Because of the complexity of the mathematical expressions, the literature concerning the free vibration analysis of a uniform beam carrying a “single” two degrees-of-freedom (d.o.f.) spring–mass system is rare and the publications relating to that carrying “multiple” two-d.o.f. spring–mass systems have not yet appeared. Hence the purpose of this paper is to present some information in this area. First of all, the closed form solution for the natural frequencies and the corresponding normal mode shapes of the uniform beam alone (or the “bare” beam) with the prescribed boundary conditions are determined analytically. Next, a method is presented to replace each two-d.o.f. spring–mass system by two massless equivalent springs with spring constants k(v)eq,iandk(v)eq,k , and then the foregoing natural frequencies and normal mode shapes for the“bare” beam are in turn used to derive the equation of motion of the “loading” beam (i.e., the bare beam carrying any number of two-d.o.f. spring–mass systems) by using the expansion theorem. Finally, the natural frequencies and the associated mode shapes of the“loading” beam are obtained from the last equation by using the numerical method.
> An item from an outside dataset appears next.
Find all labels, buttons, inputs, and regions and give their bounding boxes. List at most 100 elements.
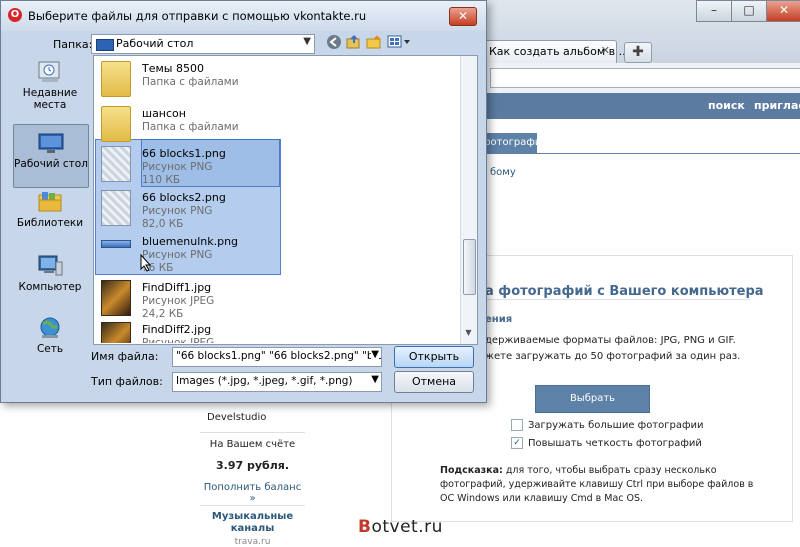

To confirm the reliability of the present method, all the numerical results obtained in this paper are compared with the corresponding ones obtained from the conventional finite element method (FEM) and good agreement is achieved. Because the order of the property matrices for the equation of motion of the“loading” beam derived from the present method is much lower than that derived from the FEM, the computer time required by the former is much less than that required by the latter. Besides, the equation of motion derived from the present method may always run on the cheaper personal computers, but that from the FEM may run only on the more expensive larger computers if the degree of freedom of the loading beam exceeds a certain limit.